There is a legend that while sitting at a Paris cafe an admirer sees Picasso sketching on a napkin. As Picasso gets up to leave the admirer asks Picasso if she can have the drawing. Picasso agrees, and requests a million Francs. The admirer complains and says “It only took you five minutes to draw.” Picasso replies, “No, it took me a lifetime to draw.”
Every four years I am catapulted back in time as I watch the Olympic Games. I am reminded that thousands of hours went into each jump, stroke, pass, throw, step. As spectators, we see seconds or possibly minutes of a performance that took a lifetime to achieve. One foot fault, one bad stroke, one penalty, or one bad decision in thousands of hours can sometimes define entire careers…if we let them.
Just like that Brody Malone, missed the high bar while performing a full-twisting layout Tkachev. Just like that Jade Carey fell out of bounds while doing a front tuck into a roundoff back handspring. Just like that Torri Huske won the gold while Gretchen Walsh won the silver in the Women’s 100m Butterfly. In a matter of seconds, we saw that even with thousands of hours of hard work, practice, dedication, and talent that only about 0.000001560845334% (one one millionth of one percent) of human beings possess, the desired outcome of a performance is not guaranteed!
I’ve had my own “Just like that” moment, in 2000 I lost the US Olympic Trials in the Men’s Single Sculls, by .33 of second…and just like that I wasn’t going to the Sydney Olympics, and that could have been it.

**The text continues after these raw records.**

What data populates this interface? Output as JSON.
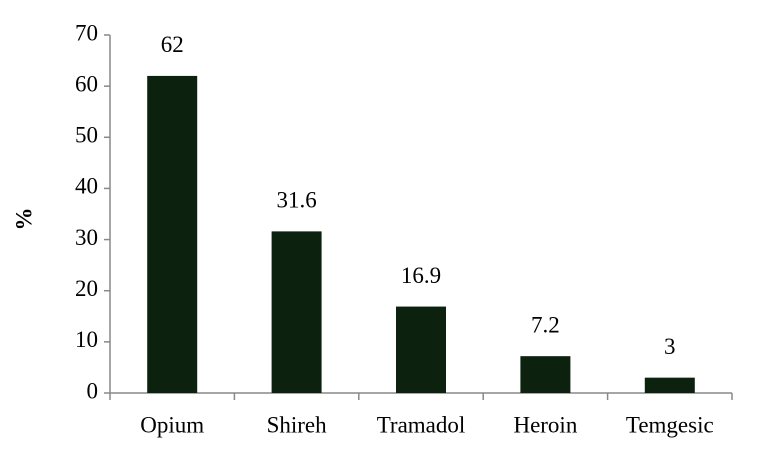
{
  "chart_data": {
    "type": "bar",
    "ylabel": "%",
    "categories": [
      "Opium",
      "Shireh",
      "Tramadol",
      "Heroin",
      "Temgesic"
    ],
    "values": [
      62,
      31.6,
      16.9,
      7.2,
      3
    ],
    "color": "#0c220f",
    "ylim": [
      0,
      70
    ],
    "yticks": [
      0,
      10,
      20,
      30,
      40,
      50,
      60,
      70
    ],
    "grid": false
  }
}
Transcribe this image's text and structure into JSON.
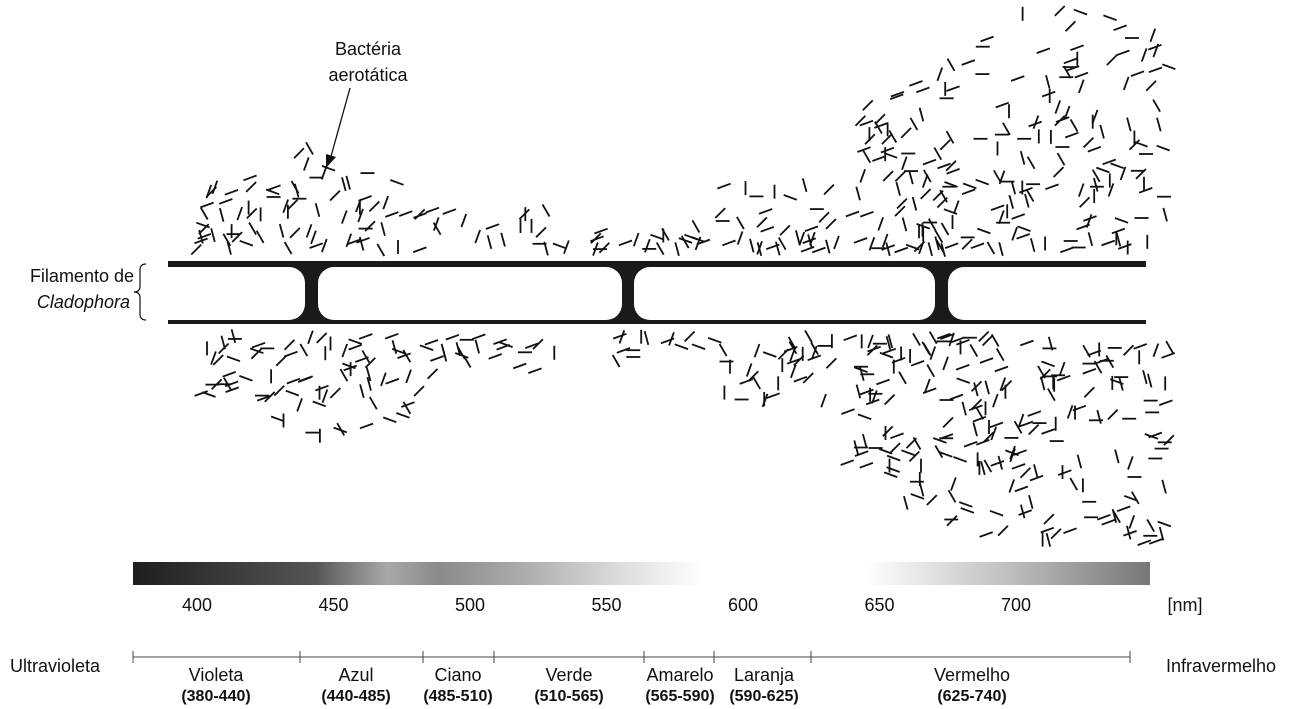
{
  "annotation": {
    "lines": [
      "Bactéria",
      "aerotática"
    ]
  },
  "filament": {
    "label": "Filamento de",
    "species": "Cladophora"
  },
  "scale": {
    "ticks": [
      400,
      450,
      500,
      550,
      600,
      650,
      700
    ],
    "unit": "[nm]"
  },
  "spectrum": {
    "left": "Ultravioleta",
    "right": "Infravermelho",
    "bands": [
      {
        "name": "Violeta",
        "range": "(380-440)"
      },
      {
        "name": "Azul",
        "range": "(440-485)"
      },
      {
        "name": "Ciano",
        "range": "(485-510)"
      },
      {
        "name": "Verde",
        "range": "(510-565)"
      },
      {
        "name": "Amarelo",
        "range": "(565-590)"
      },
      {
        "name": "Laranja",
        "range": "(590-625)"
      },
      {
        "name": "Vermelho",
        "range": "(625-740)"
      }
    ]
  }
}
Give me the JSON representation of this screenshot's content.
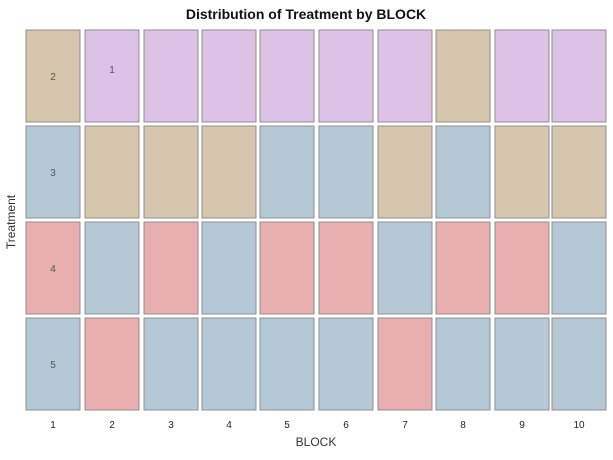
{
  "chart_data": {
    "type": "heatmap",
    "title": "Distribution of Treatment by BLOCK",
    "xlabel": "BLOCK",
    "ylabel": "Treatment",
    "x_categories": [
      "1",
      "2",
      "3",
      "4",
      "5",
      "6",
      "7",
      "8",
      "9",
      "10"
    ],
    "row_labels": [
      "2",
      "3",
      "4",
      "5"
    ],
    "treatment_colors": {
      "1": "#dcc3e6",
      "2": "#d6c6ae",
      "3": "#b4c8d6",
      "4": "#e8aeb0"
    },
    "grid": [
      [
        "2",
        "1",
        "1",
        "1",
        "1",
        "1",
        "1",
        "2",
        "1",
        "1"
      ],
      [
        "3",
        "2",
        "2",
        "2",
        "3",
        "3",
        "2",
        "3",
        "2",
        "2"
      ],
      [
        "4",
        "3",
        "4",
        "3",
        "4",
        "4",
        "3",
        "4",
        "4",
        "3"
      ],
      [
        "3",
        "4",
        "3",
        "3",
        "3",
        "3",
        "4",
        "3",
        "3",
        "3"
      ]
    ],
    "annotations": [
      {
        "block": "2",
        "row": 0,
        "text": "1"
      }
    ]
  }
}
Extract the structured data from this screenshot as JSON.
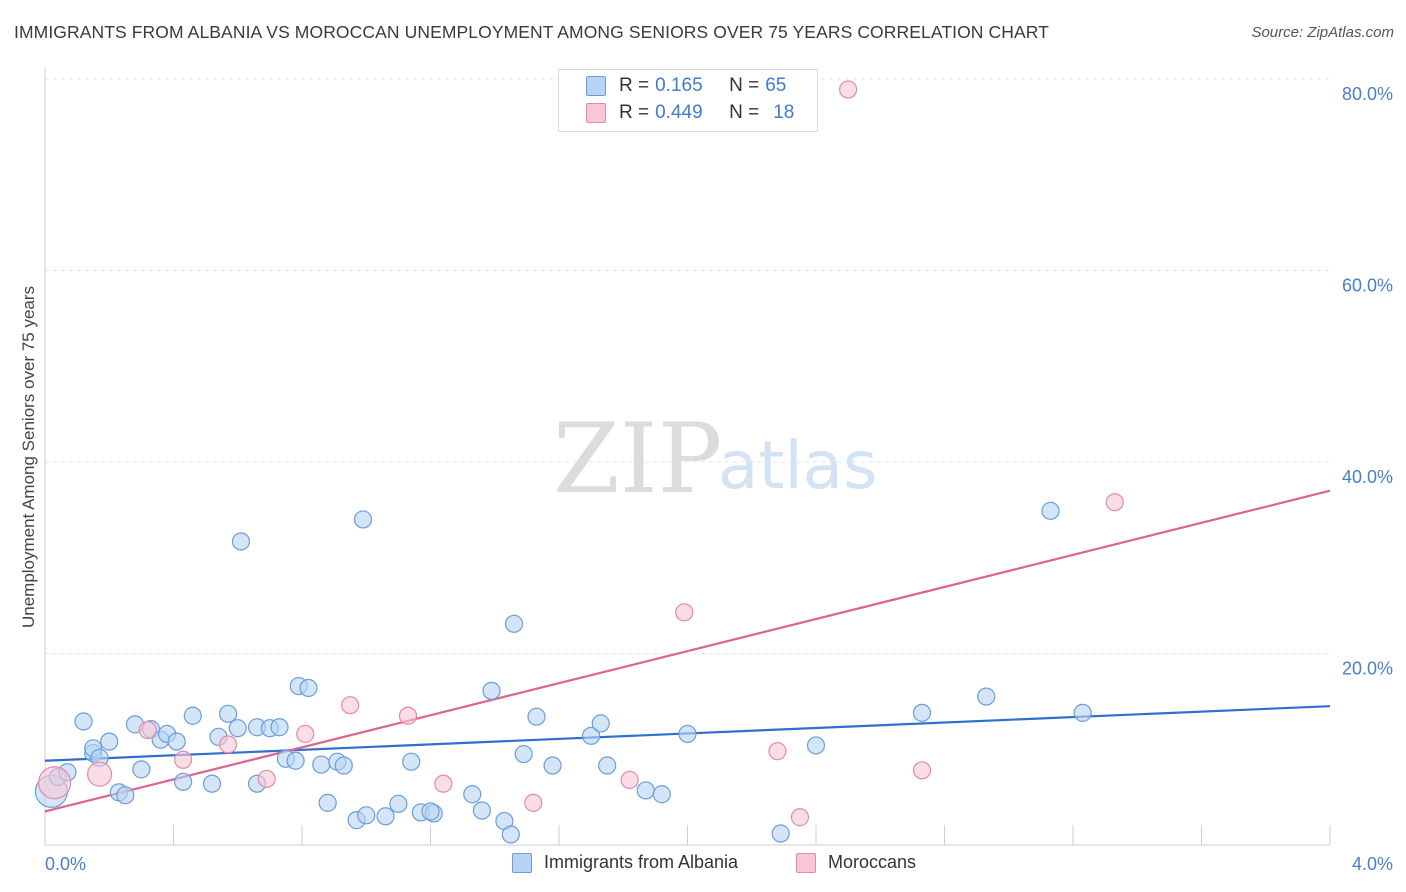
{
  "title": "IMMIGRANTS FROM ALBANIA VS MOROCCAN UNEMPLOYMENT AMONG SENIORS OVER 75 YEARS CORRELATION CHART",
  "source": "Source: ZipAtlas.com",
  "watermark": {
    "zip": "ZIP",
    "atlas": "atlas"
  },
  "colors": {
    "albania_fill": "#b8d3f4",
    "albania_stroke": "#6a9edb",
    "albania_line": "#2f6fce",
    "moroccan_fill": "#f8c6d6",
    "moroccan_stroke": "#e48aa8",
    "moroccan_line": "#e0628f",
    "grid": "#e4e4e4",
    "axis_text": "#4a7fc8"
  },
  "legend": {
    "rows": [
      {
        "r_label": "R = ",
        "r_value": "0.165",
        "n_label": "N = ",
        "n_value": "65"
      },
      {
        "r_label": "R = ",
        "r_value": "0.449",
        "n_label": "N = ",
        "n_value": "18"
      }
    ]
  },
  "bottom_legend": {
    "albania": "Immigrants from Albania",
    "moroccan": "Moroccans"
  },
  "chart_data": {
    "type": "scatter",
    "title": "IMMIGRANTS FROM ALBANIA VS MOROCCAN UNEMPLOYMENT AMONG SENIORS OVER 75 YEARS CORRELATION CHART",
    "xlabel": "",
    "ylabel": "Unemployment Among Seniors over 75 years",
    "xlim": [
      0.0,
      4.0
    ],
    "ylim": [
      0.0,
      80.0
    ],
    "x_tick_labels": [
      "0.0%",
      "4.0%"
    ],
    "y_ticks": [
      20,
      40,
      60,
      80
    ],
    "y_tick_labels": [
      "20.0%",
      "40.0%",
      "60.0%",
      "80.0%"
    ],
    "grid": true,
    "series": [
      {
        "name": "Immigrants from Albania",
        "r": 0.165,
        "n": 65,
        "trend": {
          "x": [
            0.0,
            4.0
          ],
          "y": [
            8.8,
            14.5
          ]
        },
        "points": [
          {
            "x": 0.02,
            "y": 5.6,
            "size": "large"
          },
          {
            "x": 0.04,
            "y": 7.1
          },
          {
            "x": 0.07,
            "y": 7.6
          },
          {
            "x": 0.12,
            "y": 12.9
          },
          {
            "x": 0.15,
            "y": 9.6
          },
          {
            "x": 0.15,
            "y": 10.1
          },
          {
            "x": 0.17,
            "y": 9.1
          },
          {
            "x": 0.2,
            "y": 10.8
          },
          {
            "x": 0.23,
            "y": 5.5
          },
          {
            "x": 0.25,
            "y": 5.2
          },
          {
            "x": 0.28,
            "y": 12.6
          },
          {
            "x": 0.3,
            "y": 7.9
          },
          {
            "x": 0.33,
            "y": 12.1
          },
          {
            "x": 0.36,
            "y": 11.0
          },
          {
            "x": 0.38,
            "y": 11.6
          },
          {
            "x": 0.41,
            "y": 10.8
          },
          {
            "x": 0.43,
            "y": 6.6
          },
          {
            "x": 0.46,
            "y": 13.5
          },
          {
            "x": 0.52,
            "y": 6.4
          },
          {
            "x": 0.54,
            "y": 11.3
          },
          {
            "x": 0.57,
            "y": 13.7
          },
          {
            "x": 0.6,
            "y": 12.2
          },
          {
            "x": 0.61,
            "y": 31.7
          },
          {
            "x": 0.66,
            "y": 12.3
          },
          {
            "x": 0.66,
            "y": 6.4
          },
          {
            "x": 0.7,
            "y": 12.2
          },
          {
            "x": 0.73,
            "y": 12.3
          },
          {
            "x": 0.75,
            "y": 9.0
          },
          {
            "x": 0.78,
            "y": 8.8
          },
          {
            "x": 0.79,
            "y": 16.6
          },
          {
            "x": 0.82,
            "y": 16.4
          },
          {
            "x": 0.86,
            "y": 8.4
          },
          {
            "x": 0.88,
            "y": 4.4
          },
          {
            "x": 0.91,
            "y": 8.7
          },
          {
            "x": 0.93,
            "y": 8.3
          },
          {
            "x": 0.97,
            "y": 2.6
          },
          {
            "x": 0.99,
            "y": 34.0
          },
          {
            "x": 1.0,
            "y": 3.1
          },
          {
            "x": 1.06,
            "y": 3.0
          },
          {
            "x": 1.1,
            "y": 4.3
          },
          {
            "x": 1.14,
            "y": 8.7
          },
          {
            "x": 1.17,
            "y": 3.4
          },
          {
            "x": 1.21,
            "y": 3.3
          },
          {
            "x": 1.2,
            "y": 3.5
          },
          {
            "x": 1.33,
            "y": 5.3
          },
          {
            "x": 1.36,
            "y": 3.6
          },
          {
            "x": 1.39,
            "y": 16.1
          },
          {
            "x": 1.43,
            "y": 2.5
          },
          {
            "x": 1.45,
            "y": 1.1
          },
          {
            "x": 1.46,
            "y": 23.1
          },
          {
            "x": 1.49,
            "y": 9.5
          },
          {
            "x": 1.53,
            "y": 13.4
          },
          {
            "x": 1.58,
            "y": 8.3
          },
          {
            "x": 1.7,
            "y": 11.4
          },
          {
            "x": 1.73,
            "y": 12.7
          },
          {
            "x": 1.75,
            "y": 8.3
          },
          {
            "x": 1.87,
            "y": 5.7
          },
          {
            "x": 1.92,
            "y": 5.3
          },
          {
            "x": 2.0,
            "y": 11.6
          },
          {
            "x": 2.4,
            "y": 10.4
          },
          {
            "x": 2.29,
            "y": 1.2
          },
          {
            "x": 2.73,
            "y": 13.8
          },
          {
            "x": 2.93,
            "y": 15.5
          },
          {
            "x": 3.13,
            "y": 34.9
          },
          {
            "x": 3.23,
            "y": 13.8
          }
        ]
      },
      {
        "name": "Moroccans",
        "r": 0.449,
        "n": 18,
        "trend": {
          "x": [
            0.0,
            4.0
          ],
          "y": [
            3.5,
            37.0
          ]
        },
        "points": [
          {
            "x": 0.03,
            "y": 6.5,
            "size": "large"
          },
          {
            "x": 0.17,
            "y": 7.4,
            "size": "medium"
          },
          {
            "x": 0.32,
            "y": 12.0
          },
          {
            "x": 0.43,
            "y": 8.9
          },
          {
            "x": 0.57,
            "y": 10.5
          },
          {
            "x": 0.69,
            "y": 6.9
          },
          {
            "x": 0.81,
            "y": 11.6
          },
          {
            "x": 0.95,
            "y": 14.6
          },
          {
            "x": 1.13,
            "y": 13.5
          },
          {
            "x": 1.24,
            "y": 6.4
          },
          {
            "x": 1.52,
            "y": 4.4
          },
          {
            "x": 1.82,
            "y": 6.8
          },
          {
            "x": 1.99,
            "y": 24.3
          },
          {
            "x": 2.28,
            "y": 9.8
          },
          {
            "x": 2.35,
            "y": 2.9
          },
          {
            "x": 2.5,
            "y": 78.9
          },
          {
            "x": 2.73,
            "y": 7.8
          },
          {
            "x": 3.33,
            "y": 35.8
          }
        ]
      }
    ]
  }
}
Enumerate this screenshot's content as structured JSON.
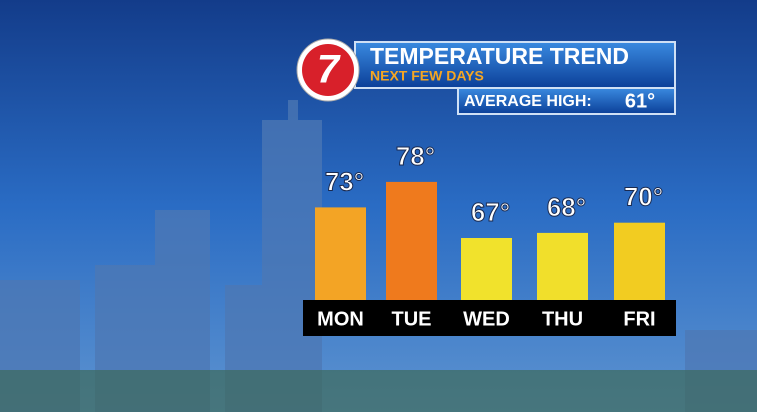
{
  "logo": "7",
  "chart_data": {
    "type": "bar",
    "title": "TEMPERATURE TREND",
    "subtitle": "NEXT FEW DAYS",
    "annotation": {
      "label": "AVERAGE HIGH:",
      "value": "61°"
    },
    "categories": [
      "MON",
      "TUE",
      "WED",
      "THU",
      "FRI"
    ],
    "values": [
      73,
      78,
      67,
      68,
      70
    ],
    "value_labels": [
      "73°",
      "78°",
      "67°",
      "68°",
      "70°"
    ],
    "colors": [
      "#f3a425",
      "#ef7a1d",
      "#f1e22c",
      "#f1df2b",
      "#f2cc21"
    ]
  }
}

However, in watching Brody Malone win a bronze medal in the Men’s Team All-Around, after his mishap, and in watching Jade Carey win gold in the Women’s Team Artistic All-Around, after her fall I was reminded of some other things that happened “Just like that.” In 2000, after losing the Olympic trials, just like that I won the Diamond Challenge Sculls at Henley Royal Regatta, and four years of solid intense training later, just like that in 2004 I finished 6th at the 2004 Athens Olympics.
So what do mishaps in pursuit of Olympic Glory have to do with the price of a picture by Picasso in Paris? Well as athletes we have to remember that even our worst performances are masterpieces, the outcome of a single event in time is not guaranteed. Things can change “Just like that” and what we know and believe about ourselves is what is most important, we must always value ourselves. In the end, our failures are just mere moments among a multitude of minutes, they are part of the story, but they are not the entire picture.